Dupuis O, Audibert F, Vincent Y, Vial M, Frydman R, Fernandez H
Maternité Hôpital Antoine Béclère, 157, rue de la Porte de Trivaux, 92141 Clamart Cedex.
J Gynecol Obstet Biol Reprod (Paris). 2000 Oct;29(6):588-98.
This study attempts to answer the following question: is systematic amniocentesis an efficient tool for adjusting an antibiotic treatment in case of preterm premature rupture of membranes?
Retrospective study of 76 cases of preterm premature rupture of membranes that occurred between January 1994 and February 1997 in a French teaching hospital.
Amniocentesis was impossible for 28 patients (Group I). In this group there was a 46% rate of neonatal sepsis (n=13). Amniocentesis was successful in 48 patients. 24 delivered within 48 hours after amniocentesis (Group IIa). In this group there was a 29% rate of neonatal sepsis (n=7), and amniotic fluid culture was positive in 33% of the cases. 24 delivered beyond 48 hours after amniocentesis (Group IIb). In this group there was a 21% rate of neonatal sepsis (n=5) and amniotic fluid culture was positive in 12.5% of the cases. Group I and IIa had a high risk of neonatal sepsis and could not benefit from amniocentesis culture results.
Group IIa and IIb cannot be distinguished a priori, therefore systematic amniocentesis can only have a restricted impact on the management of antibiotic therapy. Even in the case of a negative amniotic fluid culture, antibiotic therapy is mandatory. If a systematic amniocentesis policy is used, one hundred amniocentesis have to be performed in order to adapt six antibiotic therapies.
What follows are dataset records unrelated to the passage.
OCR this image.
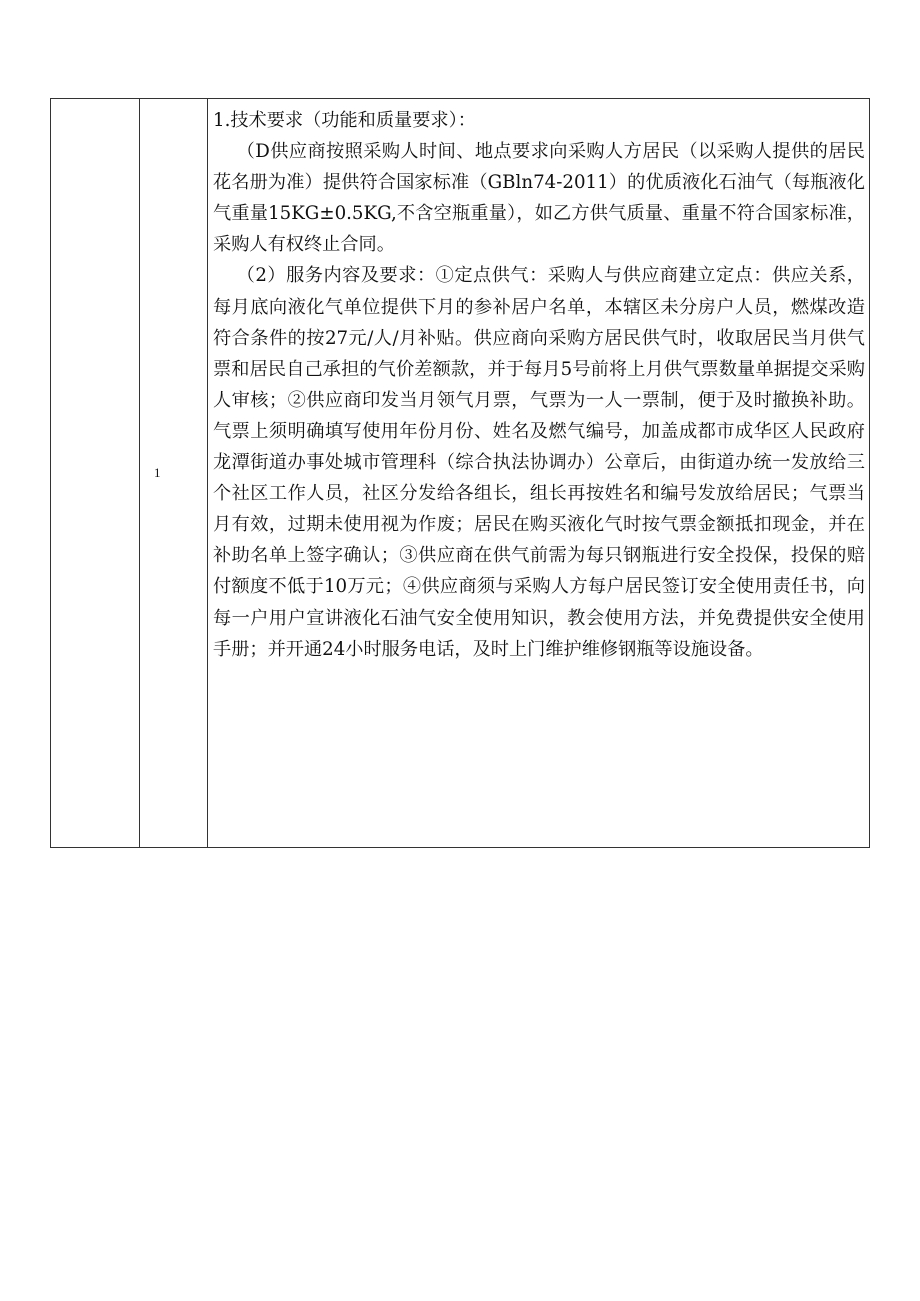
	1	

1.技术要求（功能和质量要求）：

（D供应商按照采购人时间、地点要求向采购人方居民（以采购人提供的居民花名册为准）提供符合国家标准（GBln74-2011）的优质液化石油气（每瓶液化气重量15KG±0.5KG,不含空瓶重量），如乙方供气质量、重量不符合国家标准，采购人有权终止合同。

（2）服务内容及要求：①定点供气：采购人与供应商建立定点：供应关系，每月底向液化气单位提供下月的参补居户名单，本辖区未分房户人员，燃煤改造符合条件的按27元/人/月补贴。供应商向采购方居民供气时，收取居民当月供气票和居民自己承担的气价差额款，并于每月5号前将上月供气票数量单据提交采购人审核；②供应商印发当月领气月票，气票为一人一票制，便于及时撤换补助。气票上须明确填写使用年份月份、姓名及燃气编号，加盖成都市成华区人民政府龙潭街道办事处城市管理科（综合执法协调办）公章后，由街道办统一发放给三个社区工作人员，社区分发给各组长，组长再按姓名和编号发放给居民；气票当月有效，过期未使用视为作废；居民在购买液化气时按气票金额抵扣现金，并在补助名单上签字确认；③供应商在供气前需为每只钢瓶进行安全投保，投保的赔付额度不低于10万元；④供应商须与采购人方每户居民签订安全使用责任书，向每一户用户宣讲液化石油气安全使用知识，教会使用方法，并免费提供安全使用手册；并开通24小时服务电话，及时上门维护维修钢瓶等设施设备。
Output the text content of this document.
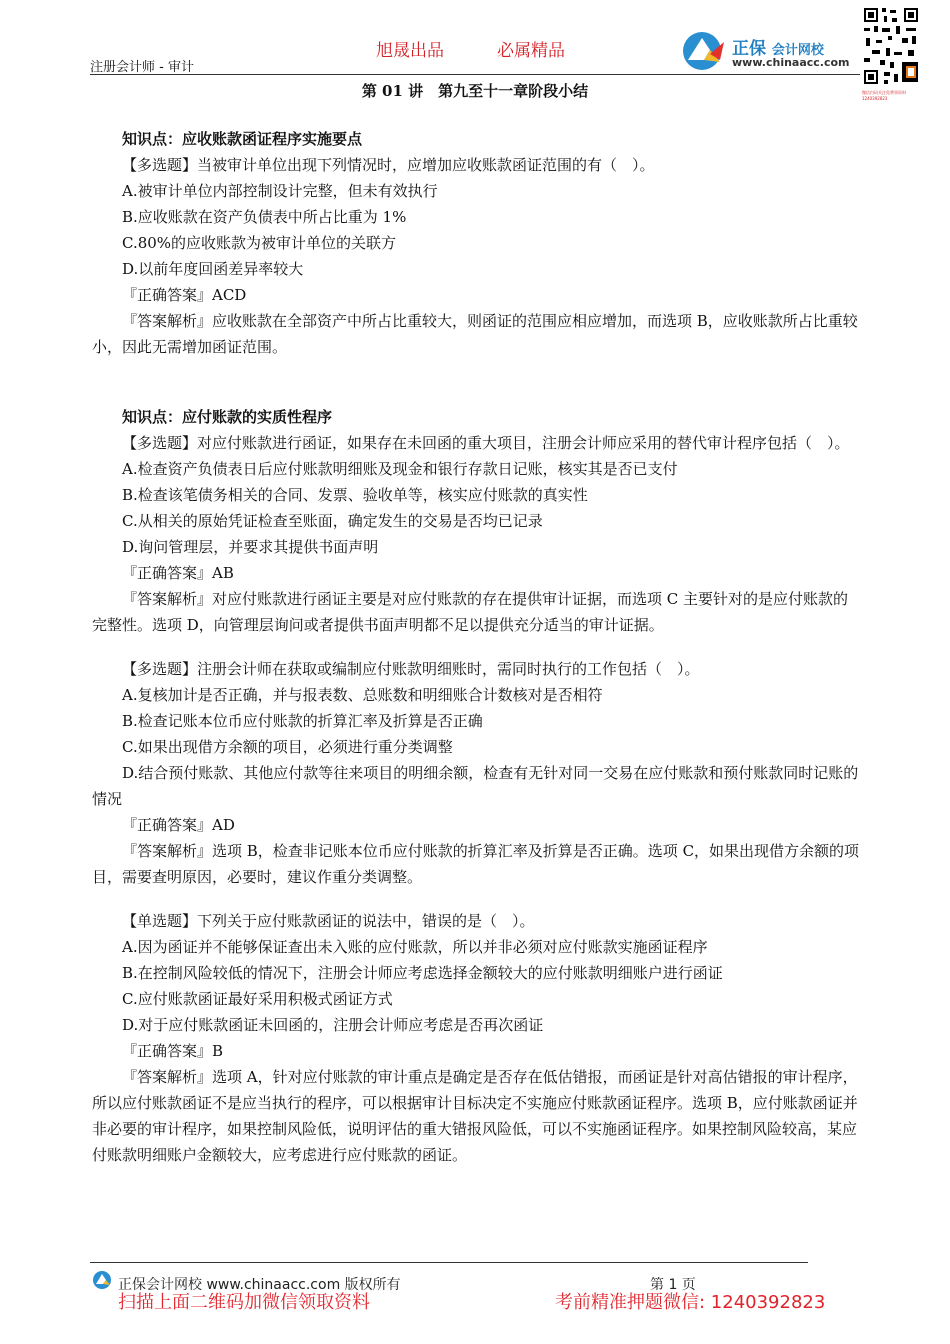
注册会计师 - 审计
旭晟出品	必属精品	正保 会计网校
www.chinaacc.com
微信扫码关注免费领资料 1240392823
第 01 讲　第九至十一章阶段小结

知识点：应收账款函证程序实施要点

【多选题】当被审计单位出现下列情况时，应增加应收账款函证范围的有（　）。

A.被审计单位内部控制设计完整，但未有效执行

B.应收账款在资产负债表中所占比重为 1%

C.80%的应收账款为被审计单位的关联方

D.以前年度回函差异率较大

『正确答案』ACD

『答案解析』应收账款在全部资产中所占比重较大，则函证的范围应相应增加，而选项 B，应收账款所占比重较小，因此无需增加函证范围。

知识点：应付账款的实质性程序

【多选题】对应付账款进行函证，如果存在未回函的重大项目，注册会计师应采用的替代审计程序包括（　）。

A.检查资产负债表日后应付账款明细账及现金和银行存款日记账，核实其是否已支付

B.检查该笔债务相关的合同、发票、验收单等，核实应付账款的真实性

C.从相关的原始凭证检查至账面，确定发生的交易是否均已记录

D.询问管理层，并要求其提供书面声明

『正确答案』AB

『答案解析』对应付账款进行函证主要是对应付账款的存在提供审计证据，而选项 C 主要针对的是应付账款的完整性。选项 D，向管理层询问或者提供书面声明都不足以提供充分适当的审计证据。

【多选题】注册会计师在获取或编制应付账款明细账时，需同时执行的工作包括（　）。

A.复核加计是否正确，并与报表数、总账数和明细账合计数核对是否相符

B.检查记账本位币应付账款的折算汇率及折算是否正确

C.如果出现借方余额的项目，必须进行重分类调整

D.结合预付账款、其他应付款等往来项目的明细余额，检查有无针对同一交易在应付账款和预付账款同时记账的情况

『正确答案』AD

『答案解析』选项 B，检查非记账本位币应付账款的折算汇率及折算是否正确。选项 C，如果出现借方余额的项目，需要查明原因，必要时，建议作重分类调整。

【单选题】下列关于应付账款函证的说法中，错误的是（　）。

A.因为函证并不能够保证查出未入账的应付账款，所以并非必须对应付账款实施函证程序

B.在控制风险较低的情况下，注册会计师应考虑选择金额较大的应付账款明细账户进行函证

C.应付账款函证最好采用积极式函证方式

D.对于应付账款函证未回函的，注册会计师应考虑是否再次函证

『正确答案』B

『答案解析』选项 A，针对应付账款的审计重点是确定是否存在低估错报，而函证是针对高估错报的审计程序，所以应付账款函证不是应当执行的程序，可以根据审计目标决定不实施应付账款函证程序。选项 B，应付账款函证并非必要的审计程序，如果控制风险低，说明评估的重大错报风险低，可以不实施函证程序。如果控制风险较高，某应付账款明细账户金额较大，应考虑进行应付账款的函证。

正保会计网校 www.chinaacc.com 版权所有	第 1 页
扫描上面二维码加微信领取资料	考前精准押题微信: 1240392823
In the group with the highest risk of neonatal sepsis (severe oligohydramnios), amniocentesis cannot be performed. A policy of systematic amniocentesis restricted to the cases that are not delivered within the first 48 hours could be evaluated in a prospective randomized trial. Such a policy could help in deciding whether to stop, adapt, or continue the antibiotic therapy, or to induce the delivery in case of an asymptomatic chorioamniotitis.
本研究试图回答以下问题:对于胎膜早破病例,系统性羊膜腔穿刺术是否是调整抗生素治疗的有效工具?
对1994年1月至1997年2月间在一家法国教学医院发生的76例胎膜早破病例进行回顾性研究。
28例患者(第一组)无法进行羊膜腔穿刺术。该组新生儿败血症发生率为46%(n = 13)。48例患者羊膜腔穿刺术成功。24例在羊膜腔穿刺术后48小时内分娩(第二组a)。该组新生儿败血症发生率为29%(n = 7),33%的病例羊水培养呈阳性。24例在羊膜腔穿刺术后48小时后分娩(第二组b)。该组新生儿败血症发生率为21%(n = 5),12.5%的病例羊水培养呈阳性。第一组和第二组a有较高的新生儿败血症风险,无法从羊膜腔穿刺培养结果中获益。
第二组a和第二组b无法预先区分,因此系统性羊膜腔穿刺术对抗生素治疗管理的影响有限。即使羊水培养结果为阴性,抗生素治疗也是必要的。如果采用系统性羊膜腔穿刺术策略,为了调整六种抗生素治疗方案,必须进行100次羊膜腔穿刺术。在新生儿败血症风险最高的组(严重羊水过少)中,无法进行羊膜腔穿刺术。可以在前瞻性随机试验中评估将系统性羊膜腔穿刺术策略限制在最初48小时内未分娩的病例的方案。这样的方案有助于决定是否停止、调整或继续抗生素治疗,或者在无症状绒毛膜羊膜炎的情况下引产。